Orion tuttavia non poteva sapere, o meglio immaginare, che nulla in realtà era andato storto e che quella non era la prima ma la terza volta che Tom Riddle spezzava una vita per rendere la propria eterna.
La prima era stata la vita di una giovane ragazza, una sorta di esperimento, che però aveva convinto Riddle che una volta arrivato al termine del proprio piano niente avrebbe più potuto fermarlo, nemmeno la morte. La seconda vita che Tom aveva deciso di prendersi era stata quella di suo padre: l'aveva ucciso facendolo soffrire, tanto quanto aveva sofferto lui per essere stato ripudiato quando non era niente di più che un bambino.

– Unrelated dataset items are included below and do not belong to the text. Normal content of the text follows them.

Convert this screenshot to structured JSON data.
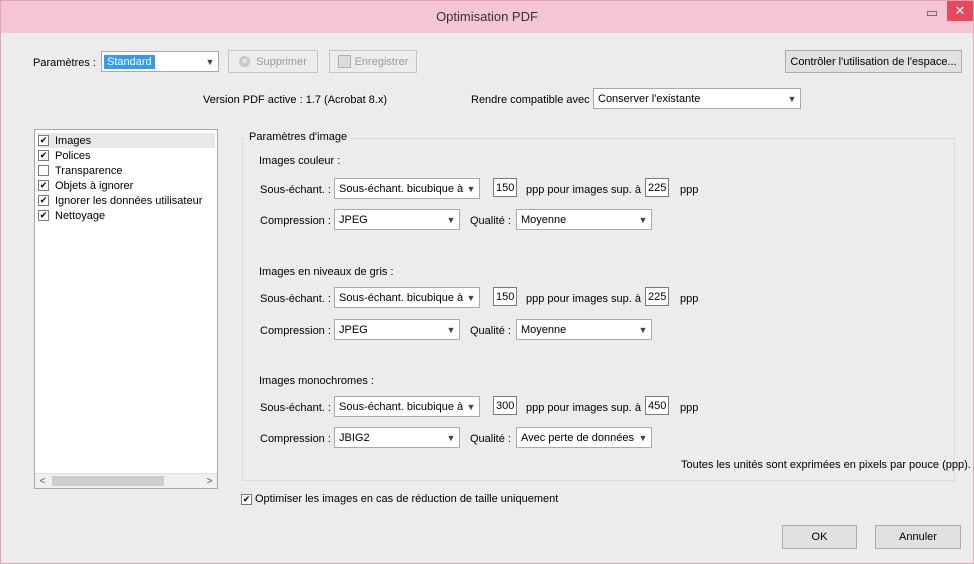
{
  "window": {
    "title": "Optimisation PDF",
    "min_glyph": "▭",
    "close_glyph": "✕"
  },
  "toolbar": {
    "params_label": "Paramètres :",
    "params_value": "Standard",
    "delete_label": "Supprimer",
    "save_label": "Enregistrer",
    "audit_label": "Contrôler l'utilisation de l'espace..."
  },
  "version": {
    "text": "Version PDF active : 1.7 (Acrobat 8.x)",
    "compat_label": "Rendre compatible avec :",
    "compat_value": "Conserver l'existante"
  },
  "sidebar": {
    "items": [
      {
        "label": "Images",
        "checked": true
      },
      {
        "label": "Polices",
        "checked": true
      },
      {
        "label": "Transparence",
        "checked": false
      },
      {
        "label": "Objets à ignorer",
        "checked": true
      },
      {
        "label": "Ignorer les données utilisateur",
        "checked": true
      },
      {
        "label": "Nettoyage",
        "checked": true
      }
    ],
    "scroll_left": "<",
    "scroll_right": ">"
  },
  "image_settings": {
    "group_title": "Paramètres d'image",
    "downsample_label": "Sous-échant. :",
    "compression_label": "Compression :",
    "quality_label": "Qualité :",
    "ppp_for_label": "ppp pour images sup. à",
    "ppp_label": "ppp",
    "color": {
      "title": "Images couleur :",
      "downsample": "Sous-échant. bicubique à",
      "res": "150",
      "above": "225",
      "compression": "JPEG",
      "quality": "Moyenne"
    },
    "gray": {
      "title": "Images en niveaux de gris :",
      "downsample": "Sous-échant. bicubique à",
      "res": "150",
      "above": "225",
      "compression": "JPEG",
      "quality": "Moyenne"
    },
    "mono": {
      "title": "Images monochromes :",
      "downsample": "Sous-échant. bicubique à",
      "res": "300",
      "above": "450",
      "compression": "JBIG2",
      "quality": "Avec perte de données"
    },
    "units_note": "Toutes les unités sont exprimées en pixels par pouce (ppp)."
  },
  "optimize_only": {
    "label": "Optimiser les images en cas de réduction de taille uniquement",
    "checked": true
  },
  "buttons": {
    "ok": "OK",
    "cancel": "Annuler"
  },
  "colors": {
    "titlebar": "#f4c5d5",
    "close": "#e6485e",
    "selection": "#3399ff"
  }
}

Orion, ignaro di tutto questo, osservò il proprio Signore sfiorare con le dita l'antico medaglione di Salazar Serpeverde dal quale non si separava mai e intuì che quella sera quel cimelio avrebbe assunto ben altro valore, che andava al di là di quello commerciale o storico.
-c-co... come... -
Avrebbe voluto chiedere come sarebbe stato possibile racchiudere in quell'oggetto una parte della propria anima ma gli mancarono le parole, forse perché dentro di sé Orion conosceva già la risposta.

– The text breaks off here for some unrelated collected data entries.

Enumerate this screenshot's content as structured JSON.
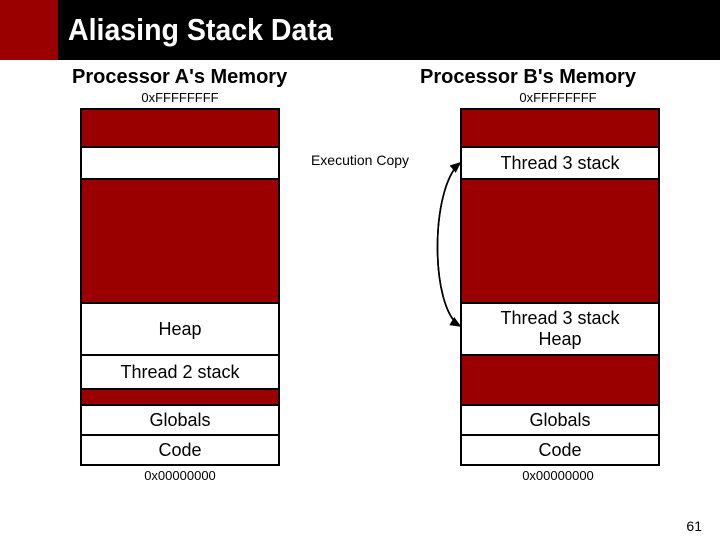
{
  "title": "Aliasing Stack Data",
  "procA": {
    "header": "Processor A's Memory",
    "top_addr": "0xFFFFFFFF",
    "bottom_addr": "0x00000000",
    "segments": {
      "heap": "Heap",
      "t2stack": "Thread 2 stack",
      "globals": "Globals",
      "code": "Code"
    }
  },
  "procB": {
    "header": "Processor B's Memory",
    "top_addr": "0xFFFFFFFF",
    "bottom_addr": "0x00000000",
    "segments": {
      "t3stack": "Thread 3 stack",
      "t3heap_line1": "Thread 3 stack",
      "t3heap_line2": "Heap",
      "globals": "Globals",
      "code": "Code"
    }
  },
  "exec_copy": "Execution Copy",
  "page_number": "61"
}
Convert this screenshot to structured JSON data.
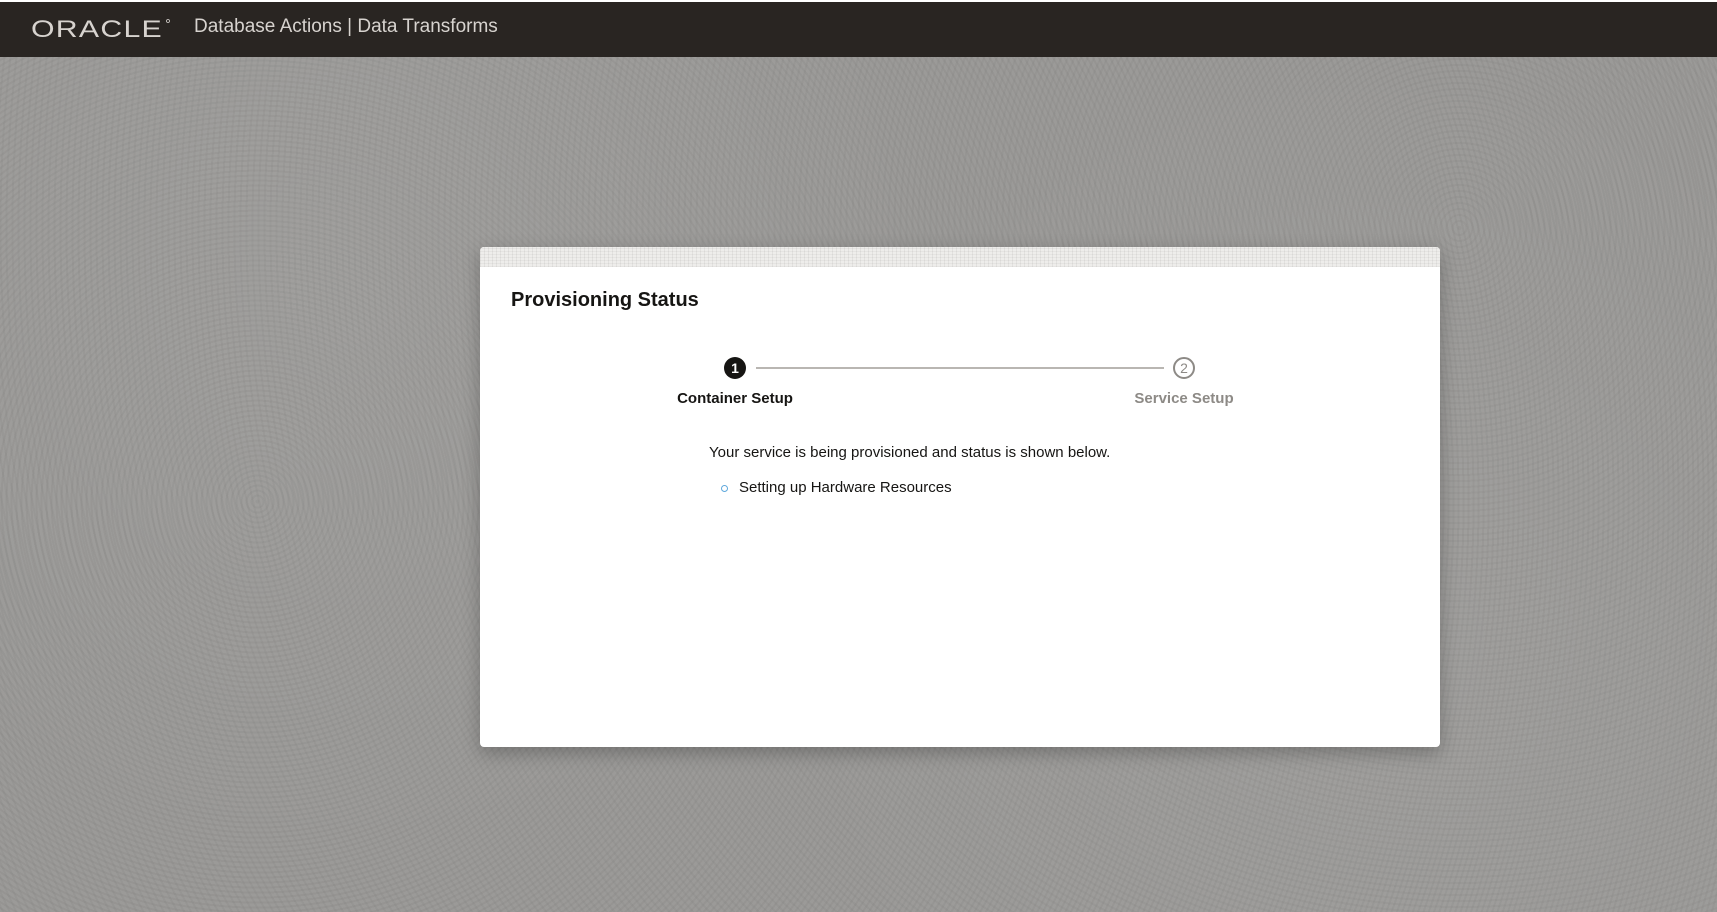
{
  "header": {
    "logo_text": "ORACLE",
    "app_title": "Database Actions | Data Transforms",
    "colors": {
      "bar": "#292522",
      "title": "#d7d3cf"
    }
  },
  "dialog": {
    "title": "Provisioning Status",
    "steps": [
      {
        "number": "1",
        "label": "Container Setup",
        "state": "active"
      },
      {
        "number": "2",
        "label": "Service Setup",
        "state": "pending"
      }
    ],
    "message": "Your service is being provisioned and status is shown below.",
    "status_items": [
      {
        "text": "Setting up Hardware Resources",
        "icon": "status-bullet-icon"
      }
    ]
  }
}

-dovrò uccidere quell'uomo, per poter mettere al sicuro, qui dentro, un frammento della mia anima-
Gli spiegò pazientemente Riddle, indicando il medaglione.
-poi lo nasconderemo, in un luogo sicuro e protetto. Se mi tradirai e tenterai di distruggerlo, io lo saprò-
Non lo disse con un tono severo, come una sorta di ammonimento. Lo disse come se quello fosse semplicemente un dato di fatto e da parte sua Orion capì che aveva ragione: non era un caso che l'avesse reso l'unico testimone di ciò che sarebbe avvenuto di lì a poco, non era un caso che l'avesse fatto seguire fino a Godric's Hollow e avesse voluto che lui sapesse di essere spiato.
-non lo farò, mio Signore-
Rispose dunque convinto, sforzandosi di non distogliere lo sguardo da quello di Tom Riddle.
In quel momento seppe che non avrebbe più rivisto suo figlio.